Analysis & Reports

Grave of the global economy… Hormuz: $2 million tolls per ship, $107 billion in cargo "rotting"

Grave of the global economy… Hormuz: $2 million tolls per ship, $107 billion in cargo
JP Morgan analysts warn that the disruption of oil shipments through the Strait of Hormuz over the last four weeks will trigger a "progressive" shock to global supply
 

The Strait of Hormuz has transformed into the grave of the global economy. With the flow of tankers having plummeted by 97%, Iran has imposed a new, nightmarish reality: tolls for safe passage that in some cases have reached $2 million per ship. At the same time, energy cargoes worth $107 billion remain trapped and are effectively "rotting" in idling tankers.

The warning from JP Morgan is shocking, as analysts point out that the "progressive shock" that began in the East is now threateningly approaching the West. If Hormuz does not reopen, they warn that oil prices could soar to $200 per barrel.

Hormuz transits down 97% in one month

The sharp turn of the Strait and the mountains on the Iranian side offer direct visibility for the Iranian Revolutionary Guard to target passing vessels. "It is the least 'straight' strait there is," stated Tom Sharpe, a former British Navy commander. "When you transit, the threat comes from everywhere."

Before the US and Israeli attack on Iran, approximately 135 ships transited the waterway daily. However, following the initial US-Israeli strikes on Iran, traffic has decreased dramatically. Between March 1st and 25th, there were only 116 transits, marking a 97% drop compared to the same period in February, according to S&P Global.

$2 million tolls per ship

The ships that successfully made the transit are primarily linked to ChineseIndian, or Gulf state shipowners. Several were ships of the "dark fleet" that had been under sanctions by Western powers for trading Iranian oil. Some vessels have paid up to $2 million to Iran to ensure safe passage, according to Lloyd’s List Intelligence and a source familiar with a shipowner whose vessel made it through.

Alaeddin Boroujerdi, a senior member of the Iranian parliament, stated on Sunday that every ship passing through pays a $2 million fee. "A new regime is being implemented in the waterway," he said. The approval process involves state-to-state negotiations with Iran through embassies, according to Martin Kelly of EOS Risk Group.

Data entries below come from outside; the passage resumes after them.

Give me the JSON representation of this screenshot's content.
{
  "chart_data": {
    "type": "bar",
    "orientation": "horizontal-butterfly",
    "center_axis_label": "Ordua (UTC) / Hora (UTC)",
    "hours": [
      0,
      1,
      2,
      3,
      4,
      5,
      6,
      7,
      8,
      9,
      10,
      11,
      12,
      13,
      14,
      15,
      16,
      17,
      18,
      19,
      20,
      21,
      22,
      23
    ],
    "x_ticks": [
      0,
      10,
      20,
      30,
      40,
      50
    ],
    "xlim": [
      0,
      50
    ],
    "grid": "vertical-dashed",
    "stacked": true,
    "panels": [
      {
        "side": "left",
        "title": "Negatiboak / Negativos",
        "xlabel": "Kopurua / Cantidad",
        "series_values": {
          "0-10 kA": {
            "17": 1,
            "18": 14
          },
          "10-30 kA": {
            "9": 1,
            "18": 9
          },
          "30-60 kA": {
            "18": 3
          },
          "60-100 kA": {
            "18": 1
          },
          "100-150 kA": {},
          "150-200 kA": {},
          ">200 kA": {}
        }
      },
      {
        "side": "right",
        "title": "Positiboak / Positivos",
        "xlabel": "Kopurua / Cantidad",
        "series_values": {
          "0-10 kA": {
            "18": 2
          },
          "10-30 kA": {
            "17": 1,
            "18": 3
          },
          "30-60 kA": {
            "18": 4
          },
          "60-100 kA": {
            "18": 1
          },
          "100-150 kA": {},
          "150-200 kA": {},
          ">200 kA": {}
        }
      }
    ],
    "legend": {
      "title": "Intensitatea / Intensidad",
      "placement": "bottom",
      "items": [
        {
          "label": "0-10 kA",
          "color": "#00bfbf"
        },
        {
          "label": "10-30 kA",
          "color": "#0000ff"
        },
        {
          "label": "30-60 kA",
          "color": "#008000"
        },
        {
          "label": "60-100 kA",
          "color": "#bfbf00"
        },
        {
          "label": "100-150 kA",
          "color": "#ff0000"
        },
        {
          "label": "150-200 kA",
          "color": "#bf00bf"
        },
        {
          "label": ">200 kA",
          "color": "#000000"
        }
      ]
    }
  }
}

The ship then receives a code, which it broadcasts on VHF Channel 16 as it approaches. Simultaneously, Iranian authorities check the ship's documents, the destination of the cargo, and the nationality of the crew.

Revolutionary Guards insist Hormuz is closed!

Nevertheless, according to Iranian media, three ships of different nationalities were expelled on Friday morning (March 27, 2026) from the Strait of Hormuz by the Revolutionary Guards (IRGC). The Fars news agency denied that the Strait is open to any ship, declaring that the waterway "is closed and any transit will be met with harsh measures."

"The movement of any ship 'to and from' ports in regions that are allies with the Israeli and American enemies is prohibited, regardless of destination," Fars reported, citing the navy.

JP Morgan: A "progressive" shock

Analysts at JP Morgan warn that the disruption of oil shipments through the Strait of Hormuz over the last four weeks will trigger a "progressive" shock to global supply, which will spread from East to West, with most regions worldwide expected to be affected by April. According to the American investment house, the global oil system is shifting "from a flow shock to a stock exhaustion issue."

The report showed that the last tanker exited the Strait on February 28, the same day the US and Israel launched military strikes against Iran. Since then, traffic through the waterway has essentially stopped, despite Iran adopting a "carefully calibrated strategy" of allowing certain vessels to pass.

Analysts at JP Morgan pointed out that the decisive factor of the impact is not just volume but also time, as the duration of voyages "sets the clock." Markets will witness an escalating supply disruption unfolding sequentially rather than simultaneously—spreading westward, determined by shipping times and with uneven absorption of shocks by regional reserves.

Asia: Particularly dependent on crude oil and refined products from the Persian Gulf, it is already feeling the pressure as cargoes sent before the Strait's closure have been exhausted. Shipments take 10 to 20 days to reach Asia, arriving first in India and then in Northeast Asia.

Southeast Asia: Demand is expected to fall by approximately 300,000 barrels per day in April. If the release of strategic reserves remains limited, losses could exceed 2 million barrels per day in May and approach 3 million in June.

Africa: It is expected to be the next region to face the shock in early April, with potential demand losses of up to 250,000 barrels per day.

Europe: It will begin to feel the effects in mid-April, but the shock will be shaped more by rising costs and competition with Asia than by direct shortages.

US: Due to longer shipping times, deliveries may stop around April 15. However, due to significant domestic production, immediate physical shortages are unlikely in the short term. The impact will be reflected primarily in rising prices.

Oil at $200

Furthermore, strategic analysts at Macquarie note that there is a 40% probability of a prolonged conflict lasting until June, in which case oil prices could reach $200 per barrel and US gasoline prices could hit $7 per gallon.